Knife-edged shadows slide across the ground as we idle past the same corner for the hundredth time. It’s a blisteringly sunny day, and the harsh light means we can only record in-car video while driving in a northwesterly direction. This means driving from one end of the Suntrust Verona compound in Tagaytay to the other before turning around to repeat the entire process. Over and over. This, along with numerous stops for still pictures, gives me precious little time to get a handle on what the Forester is meant to be.
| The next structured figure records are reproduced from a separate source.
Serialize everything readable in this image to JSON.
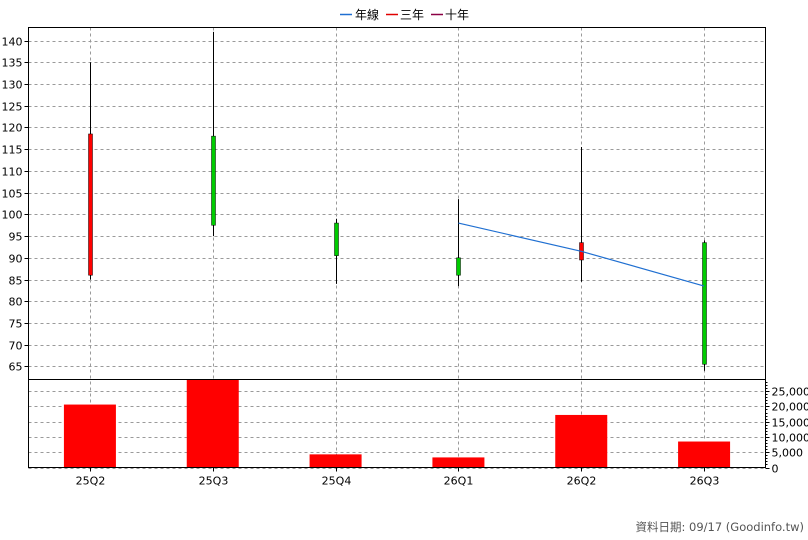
{
  "legend": [
    {
      "label": "年線",
      "color": "#1f6fd1"
    },
    {
      "label": "三年",
      "color": "#e00000"
    },
    {
      "label": "十年",
      "color": "#8b0045"
    }
  ],
  "footer": "資料日期: 09/17  (Goodinfo.tw)",
  "colors": {
    "up": "#ff0000",
    "down": "#00cc00",
    "volume": "#ff0000",
    "ma_line": "#1f6fd1"
  },
  "chart_data": [
    {
      "type": "candlestick",
      "categories": [
        "25Q2",
        "25Q3",
        "25Q4",
        "26Q1",
        "26Q2",
        "26Q3"
      ],
      "ylim": [
        62,
        143
      ],
      "yticks": [
        65,
        70,
        75,
        80,
        85,
        90,
        95,
        100,
        105,
        110,
        115,
        120,
        125,
        130,
        135,
        140
      ],
      "grid": true,
      "legend_position": "top-center",
      "candles": [
        {
          "open": 86,
          "high": 135,
          "low": 85,
          "close": 118.5,
          "direction": "up"
        },
        {
          "open": 118,
          "high": 142,
          "low": 95,
          "close": 97.5,
          "direction": "down"
        },
        {
          "open": 98,
          "high": 99,
          "low": 84,
          "close": 90.5,
          "direction": "down"
        },
        {
          "open": 90,
          "high": 103.5,
          "low": 83.5,
          "close": 86,
          "direction": "down"
        },
        {
          "open": 89.5,
          "high": 115.5,
          "low": 84.5,
          "close": 93.5,
          "direction": "up"
        },
        {
          "open": 93.5,
          "high": 94,
          "low": 64,
          "close": 65.5,
          "direction": "down"
        }
      ],
      "ma_series": [
        {
          "name": "年線",
          "points": [
            {
              "x": "26Q1",
              "y": 98
            },
            {
              "x": "26Q2",
              "y": 91.5
            },
            {
              "x": "26Q3",
              "y": 83.5
            }
          ]
        }
      ]
    },
    {
      "type": "bar",
      "categories": [
        "25Q2",
        "25Q3",
        "25Q4",
        "26Q1",
        "26Q2",
        "26Q3"
      ],
      "values": [
        20600,
        28800,
        4300,
        3300,
        17200,
        8500
      ],
      "ylim": [
        0,
        28800
      ],
      "yticks": [
        "0",
        "5,000",
        "10,000",
        "15,000",
        "20,000",
        "25,000"
      ],
      "ytick_values": [
        0,
        5000,
        10000,
        15000,
        20000,
        25000
      ],
      "grid": true
    }
  ]
}
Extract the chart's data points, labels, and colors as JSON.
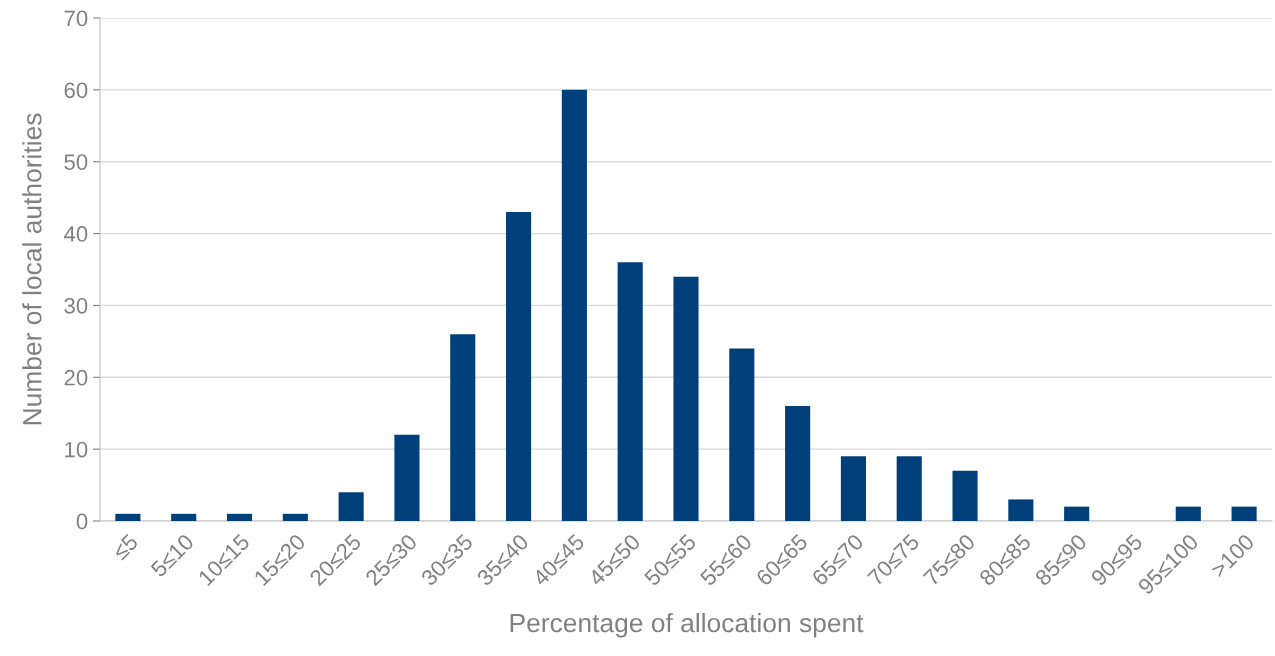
{
  "chart_data": {
    "type": "bar",
    "xlabel": "Percentage of allocation spent",
    "ylabel": "Number of local authorities",
    "categories": [
      "≤5",
      "5≤10",
      "10≤15",
      "15≤20",
      "20≤25",
      "25≤30",
      "30≤35",
      "35≤40",
      "40≤45",
      "45≤50",
      "50≤55",
      "55≤60",
      "60≤65",
      "65≤70",
      "70≤75",
      "75≤80",
      "80≤85",
      "85≤90",
      "90≤95",
      "95≤100",
      ">100"
    ],
    "values": [
      1,
      1,
      1,
      1,
      4,
      12,
      26,
      43,
      60,
      36,
      34,
      24,
      16,
      9,
      9,
      7,
      3,
      2,
      0,
      2,
      2
    ],
    "color": "#00407a",
    "ylim": [
      0,
      70
    ],
    "yticks": [
      0,
      10,
      20,
      30,
      40,
      50,
      60,
      70
    ],
    "grid": "y"
  }
}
I know what the Forester is, mind you—a crossover of roughly the same size and performance as your typical ‘CRAV-X5’ crossover. But what caption will sit under its yearbook photo? ‘Sporty Spice’? ‘Posh Spice’? Er...‘Baby Spice’? Well, that’s what we’re here to find out. With little time left for the finding.
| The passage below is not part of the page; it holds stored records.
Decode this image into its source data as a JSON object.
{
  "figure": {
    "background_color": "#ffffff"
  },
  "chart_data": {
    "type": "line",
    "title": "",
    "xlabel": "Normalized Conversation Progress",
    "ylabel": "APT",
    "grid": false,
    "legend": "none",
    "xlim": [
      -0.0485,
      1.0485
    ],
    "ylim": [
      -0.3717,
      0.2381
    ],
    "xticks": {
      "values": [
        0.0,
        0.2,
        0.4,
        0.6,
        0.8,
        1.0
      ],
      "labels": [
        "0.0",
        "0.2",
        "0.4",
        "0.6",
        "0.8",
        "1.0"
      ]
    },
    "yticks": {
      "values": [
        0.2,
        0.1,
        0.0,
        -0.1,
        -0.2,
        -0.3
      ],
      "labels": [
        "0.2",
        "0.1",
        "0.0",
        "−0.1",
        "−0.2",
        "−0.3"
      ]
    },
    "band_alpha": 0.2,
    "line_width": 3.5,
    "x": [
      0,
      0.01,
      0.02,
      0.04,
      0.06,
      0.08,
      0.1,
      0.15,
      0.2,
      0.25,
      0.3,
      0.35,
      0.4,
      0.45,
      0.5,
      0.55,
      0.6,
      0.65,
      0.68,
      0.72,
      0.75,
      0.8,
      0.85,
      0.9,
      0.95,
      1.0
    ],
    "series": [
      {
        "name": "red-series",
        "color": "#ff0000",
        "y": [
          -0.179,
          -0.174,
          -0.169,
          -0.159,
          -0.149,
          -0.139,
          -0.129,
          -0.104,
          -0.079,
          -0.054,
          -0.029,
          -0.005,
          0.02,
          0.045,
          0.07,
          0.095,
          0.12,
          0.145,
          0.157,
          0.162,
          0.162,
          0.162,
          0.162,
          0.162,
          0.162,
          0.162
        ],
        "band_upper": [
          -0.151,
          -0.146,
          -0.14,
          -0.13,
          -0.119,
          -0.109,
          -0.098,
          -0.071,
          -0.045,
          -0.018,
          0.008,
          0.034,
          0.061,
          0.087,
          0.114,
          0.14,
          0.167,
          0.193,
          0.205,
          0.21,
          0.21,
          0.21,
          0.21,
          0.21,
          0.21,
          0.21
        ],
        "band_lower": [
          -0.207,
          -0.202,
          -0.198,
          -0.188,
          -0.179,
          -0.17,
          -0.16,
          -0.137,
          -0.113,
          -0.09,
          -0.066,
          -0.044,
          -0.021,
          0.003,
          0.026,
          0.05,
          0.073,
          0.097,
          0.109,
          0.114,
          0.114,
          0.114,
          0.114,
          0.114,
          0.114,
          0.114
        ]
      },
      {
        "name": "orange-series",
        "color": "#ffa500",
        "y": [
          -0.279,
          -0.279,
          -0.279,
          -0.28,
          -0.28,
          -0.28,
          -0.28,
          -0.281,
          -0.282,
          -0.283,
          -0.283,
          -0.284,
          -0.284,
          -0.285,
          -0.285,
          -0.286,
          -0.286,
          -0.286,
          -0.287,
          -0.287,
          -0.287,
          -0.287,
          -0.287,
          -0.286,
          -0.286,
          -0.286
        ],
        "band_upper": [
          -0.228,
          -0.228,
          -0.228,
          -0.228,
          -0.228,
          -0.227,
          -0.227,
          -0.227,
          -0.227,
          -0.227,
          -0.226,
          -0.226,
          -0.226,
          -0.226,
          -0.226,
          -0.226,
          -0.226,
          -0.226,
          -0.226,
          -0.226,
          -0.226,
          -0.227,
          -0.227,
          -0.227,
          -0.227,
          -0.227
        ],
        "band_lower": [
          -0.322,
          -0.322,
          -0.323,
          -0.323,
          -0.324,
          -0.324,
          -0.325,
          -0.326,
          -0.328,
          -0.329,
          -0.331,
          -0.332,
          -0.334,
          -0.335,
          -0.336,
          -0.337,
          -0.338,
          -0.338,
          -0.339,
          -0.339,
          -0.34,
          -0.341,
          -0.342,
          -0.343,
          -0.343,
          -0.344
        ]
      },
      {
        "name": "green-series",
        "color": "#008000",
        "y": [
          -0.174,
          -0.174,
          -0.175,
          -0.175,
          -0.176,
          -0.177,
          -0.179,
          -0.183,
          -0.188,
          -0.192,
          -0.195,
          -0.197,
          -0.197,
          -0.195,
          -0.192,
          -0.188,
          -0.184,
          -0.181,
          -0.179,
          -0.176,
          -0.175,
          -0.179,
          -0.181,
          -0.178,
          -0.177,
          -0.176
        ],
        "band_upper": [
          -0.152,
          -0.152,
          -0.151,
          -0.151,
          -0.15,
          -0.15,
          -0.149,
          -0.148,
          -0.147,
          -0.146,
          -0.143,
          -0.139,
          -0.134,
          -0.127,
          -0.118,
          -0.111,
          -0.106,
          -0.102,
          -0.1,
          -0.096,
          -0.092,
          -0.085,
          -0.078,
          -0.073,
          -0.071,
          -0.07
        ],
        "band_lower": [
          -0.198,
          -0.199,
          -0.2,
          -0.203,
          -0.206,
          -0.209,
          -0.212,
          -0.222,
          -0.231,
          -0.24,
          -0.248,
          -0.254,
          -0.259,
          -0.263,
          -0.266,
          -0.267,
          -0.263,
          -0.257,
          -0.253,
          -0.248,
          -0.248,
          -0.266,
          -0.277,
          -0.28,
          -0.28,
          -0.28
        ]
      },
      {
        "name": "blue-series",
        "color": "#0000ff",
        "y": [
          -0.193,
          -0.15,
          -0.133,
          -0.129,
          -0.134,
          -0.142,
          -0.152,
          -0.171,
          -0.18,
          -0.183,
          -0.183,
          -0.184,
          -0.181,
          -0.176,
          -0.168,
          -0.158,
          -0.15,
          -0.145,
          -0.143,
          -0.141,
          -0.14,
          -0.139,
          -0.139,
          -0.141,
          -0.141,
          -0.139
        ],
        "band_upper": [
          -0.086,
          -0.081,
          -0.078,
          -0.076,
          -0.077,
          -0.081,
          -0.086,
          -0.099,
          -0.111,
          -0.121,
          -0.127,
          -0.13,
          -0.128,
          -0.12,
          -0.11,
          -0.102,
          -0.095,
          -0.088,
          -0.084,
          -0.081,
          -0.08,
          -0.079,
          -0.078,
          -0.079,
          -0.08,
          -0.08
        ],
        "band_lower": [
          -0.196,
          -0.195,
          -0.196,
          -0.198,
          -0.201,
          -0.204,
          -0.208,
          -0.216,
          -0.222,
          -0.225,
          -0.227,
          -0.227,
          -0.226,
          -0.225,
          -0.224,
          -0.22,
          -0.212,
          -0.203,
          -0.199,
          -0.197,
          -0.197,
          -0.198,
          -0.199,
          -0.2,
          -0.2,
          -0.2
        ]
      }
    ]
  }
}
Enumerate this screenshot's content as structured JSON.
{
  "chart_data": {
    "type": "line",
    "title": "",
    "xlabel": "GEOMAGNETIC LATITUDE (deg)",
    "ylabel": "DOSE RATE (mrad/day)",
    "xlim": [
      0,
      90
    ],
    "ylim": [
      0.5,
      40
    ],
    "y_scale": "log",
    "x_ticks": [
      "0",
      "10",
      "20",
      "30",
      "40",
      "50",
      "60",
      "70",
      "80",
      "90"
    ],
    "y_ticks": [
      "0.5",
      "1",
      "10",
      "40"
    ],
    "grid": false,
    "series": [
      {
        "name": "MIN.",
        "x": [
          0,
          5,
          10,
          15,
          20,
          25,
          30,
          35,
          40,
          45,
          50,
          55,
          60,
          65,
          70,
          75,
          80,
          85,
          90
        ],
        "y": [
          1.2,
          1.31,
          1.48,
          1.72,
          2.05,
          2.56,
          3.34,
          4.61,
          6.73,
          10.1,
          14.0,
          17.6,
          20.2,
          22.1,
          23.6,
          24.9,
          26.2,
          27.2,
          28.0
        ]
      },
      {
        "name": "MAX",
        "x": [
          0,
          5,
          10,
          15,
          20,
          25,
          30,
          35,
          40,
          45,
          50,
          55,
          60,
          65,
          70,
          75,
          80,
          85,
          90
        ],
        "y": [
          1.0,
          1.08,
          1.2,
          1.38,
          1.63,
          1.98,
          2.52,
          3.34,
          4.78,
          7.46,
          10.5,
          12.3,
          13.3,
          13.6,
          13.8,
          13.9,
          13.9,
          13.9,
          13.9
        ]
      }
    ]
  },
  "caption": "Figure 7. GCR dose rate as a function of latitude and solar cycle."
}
The original 1997 Forester had a very clear identity: It was the anti-SUV. A boxy, boxer-engined station wagon for those who didn’t want the same boring blobby crossover as everyone else. The next was more of the same, only Boxier. With the 2009 third-generation SH model, however, Subaru went mainstream, giving the model a more conventional shape and styling to appeal to a wider audience. Sales soared as people other than loyal ‘Subaristas’ began to take notice. But something was lost in the translation.